The man I was dating then said something to me that deeply hurt me and my creative process. He said to me, when I was first starting up my shop, that my art was not as deep as his friend’s art. At the time, I was painting my cats that I adored, as well as fairies, plants, and rainbows. His friend was creating art digesting his relationship to mental health and addiction. While his art carried incredible depth and I respected his work and thought highly of him, having my art compared to his by someone I loved so deeply hurt me beyond belief.
So my art changed to something dark. I thought depth came from the ugliest parts of my soul. That I needed to turn myself inside out and exploit my darkest moments to create art with depth.

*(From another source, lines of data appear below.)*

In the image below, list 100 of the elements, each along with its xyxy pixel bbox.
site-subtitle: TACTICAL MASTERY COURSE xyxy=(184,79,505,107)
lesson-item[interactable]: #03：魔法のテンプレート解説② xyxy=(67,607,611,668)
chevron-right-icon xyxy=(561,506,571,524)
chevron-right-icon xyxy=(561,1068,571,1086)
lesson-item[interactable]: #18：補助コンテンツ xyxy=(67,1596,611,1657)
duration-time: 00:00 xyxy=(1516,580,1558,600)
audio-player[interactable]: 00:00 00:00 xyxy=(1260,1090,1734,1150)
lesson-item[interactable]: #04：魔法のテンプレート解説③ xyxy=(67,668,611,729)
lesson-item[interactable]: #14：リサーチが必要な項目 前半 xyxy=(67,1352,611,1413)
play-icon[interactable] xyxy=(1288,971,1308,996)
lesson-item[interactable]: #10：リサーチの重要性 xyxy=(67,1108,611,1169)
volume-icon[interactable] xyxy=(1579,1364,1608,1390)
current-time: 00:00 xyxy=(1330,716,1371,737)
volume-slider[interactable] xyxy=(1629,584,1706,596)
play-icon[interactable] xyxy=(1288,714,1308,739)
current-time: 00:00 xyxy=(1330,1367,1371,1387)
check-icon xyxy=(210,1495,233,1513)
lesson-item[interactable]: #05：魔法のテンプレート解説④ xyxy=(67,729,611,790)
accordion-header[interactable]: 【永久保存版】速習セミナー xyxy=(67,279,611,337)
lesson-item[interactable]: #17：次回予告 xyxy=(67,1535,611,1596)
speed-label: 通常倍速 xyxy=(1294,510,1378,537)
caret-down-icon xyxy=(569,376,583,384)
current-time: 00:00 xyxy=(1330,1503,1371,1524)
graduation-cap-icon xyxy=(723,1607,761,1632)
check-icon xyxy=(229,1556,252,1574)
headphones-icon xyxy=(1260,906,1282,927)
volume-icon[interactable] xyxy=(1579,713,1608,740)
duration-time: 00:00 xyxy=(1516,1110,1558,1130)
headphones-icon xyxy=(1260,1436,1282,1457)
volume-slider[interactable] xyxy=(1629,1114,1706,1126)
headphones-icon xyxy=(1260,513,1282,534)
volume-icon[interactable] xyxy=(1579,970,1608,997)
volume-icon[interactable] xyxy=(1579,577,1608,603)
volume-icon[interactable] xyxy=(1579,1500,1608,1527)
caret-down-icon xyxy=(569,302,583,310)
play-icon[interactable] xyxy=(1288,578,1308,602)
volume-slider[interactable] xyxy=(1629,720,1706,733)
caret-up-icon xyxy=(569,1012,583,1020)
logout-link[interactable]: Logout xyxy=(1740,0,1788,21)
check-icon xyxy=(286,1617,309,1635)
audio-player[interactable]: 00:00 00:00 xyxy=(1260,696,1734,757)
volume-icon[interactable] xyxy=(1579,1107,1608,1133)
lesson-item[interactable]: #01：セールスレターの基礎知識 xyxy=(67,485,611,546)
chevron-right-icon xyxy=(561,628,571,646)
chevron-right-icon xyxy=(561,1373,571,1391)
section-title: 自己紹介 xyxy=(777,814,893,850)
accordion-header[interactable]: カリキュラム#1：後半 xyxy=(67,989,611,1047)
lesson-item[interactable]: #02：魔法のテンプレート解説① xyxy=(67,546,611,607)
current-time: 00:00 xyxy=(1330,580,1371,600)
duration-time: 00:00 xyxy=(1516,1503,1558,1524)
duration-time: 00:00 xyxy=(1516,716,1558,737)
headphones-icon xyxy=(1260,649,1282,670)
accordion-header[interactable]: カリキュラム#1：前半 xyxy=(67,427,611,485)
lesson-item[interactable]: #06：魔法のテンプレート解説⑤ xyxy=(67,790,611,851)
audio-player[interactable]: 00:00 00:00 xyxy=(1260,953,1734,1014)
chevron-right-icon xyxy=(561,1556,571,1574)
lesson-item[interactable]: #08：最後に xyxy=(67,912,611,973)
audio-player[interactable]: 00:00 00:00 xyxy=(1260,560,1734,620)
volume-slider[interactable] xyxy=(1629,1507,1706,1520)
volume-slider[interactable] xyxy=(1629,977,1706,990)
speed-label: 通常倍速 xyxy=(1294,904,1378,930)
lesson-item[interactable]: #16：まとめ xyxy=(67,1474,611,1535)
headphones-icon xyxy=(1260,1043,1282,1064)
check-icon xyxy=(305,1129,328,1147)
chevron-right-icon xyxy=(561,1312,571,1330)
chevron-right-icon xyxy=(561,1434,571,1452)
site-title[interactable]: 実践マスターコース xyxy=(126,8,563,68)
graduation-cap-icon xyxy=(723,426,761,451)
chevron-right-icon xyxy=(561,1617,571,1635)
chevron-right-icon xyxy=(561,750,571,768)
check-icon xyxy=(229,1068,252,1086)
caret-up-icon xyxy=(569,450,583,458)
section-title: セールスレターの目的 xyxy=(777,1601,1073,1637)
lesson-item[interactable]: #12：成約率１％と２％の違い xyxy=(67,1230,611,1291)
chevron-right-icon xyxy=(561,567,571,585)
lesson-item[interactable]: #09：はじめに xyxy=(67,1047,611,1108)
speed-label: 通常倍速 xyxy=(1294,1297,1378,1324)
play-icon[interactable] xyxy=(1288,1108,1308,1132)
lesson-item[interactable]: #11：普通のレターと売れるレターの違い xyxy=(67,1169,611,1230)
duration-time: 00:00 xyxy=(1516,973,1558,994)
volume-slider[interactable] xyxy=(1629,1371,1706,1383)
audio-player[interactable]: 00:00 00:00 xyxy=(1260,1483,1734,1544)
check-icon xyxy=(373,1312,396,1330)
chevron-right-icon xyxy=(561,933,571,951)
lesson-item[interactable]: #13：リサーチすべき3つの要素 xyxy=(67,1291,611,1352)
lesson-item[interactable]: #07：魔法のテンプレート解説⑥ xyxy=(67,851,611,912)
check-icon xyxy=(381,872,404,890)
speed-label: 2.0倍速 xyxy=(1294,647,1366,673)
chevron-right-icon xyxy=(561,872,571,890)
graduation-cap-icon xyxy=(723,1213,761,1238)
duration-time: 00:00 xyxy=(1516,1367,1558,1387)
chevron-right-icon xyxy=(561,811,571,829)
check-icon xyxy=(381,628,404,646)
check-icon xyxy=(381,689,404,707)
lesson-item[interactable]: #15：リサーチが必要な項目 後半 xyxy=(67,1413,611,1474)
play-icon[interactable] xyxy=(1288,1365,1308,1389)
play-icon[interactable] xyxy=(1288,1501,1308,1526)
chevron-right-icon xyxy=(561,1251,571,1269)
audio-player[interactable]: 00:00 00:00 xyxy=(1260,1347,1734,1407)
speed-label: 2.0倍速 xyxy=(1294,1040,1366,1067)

My art wasn't an accurate depiction of who I am. The art I made made me feel terrible about myself and was a reflection of my darkest moments. I hated having the art around my home as a reminder of my instability and unhappiness.
I wanted to create art that I love. Art that makes me happy.
Today I have committed to creating art that showcases my love for exploration, nature, and taking in the little things. My favorite quote for years has been an Alan Watts quote: “The ordinary everyday consciousness that we have leaves out more than it takes in.” I want my art to embody my love for this world that we live in.
I’ve learned that art that inspires exploration and sparks joy can have just as much depth as art that details the hardships we experience in life. I’ll keep up my dark art as a reminder of how far I’ve come.
I hope you guys can see my growth as well.
Thank you for reading my little artist’s dump.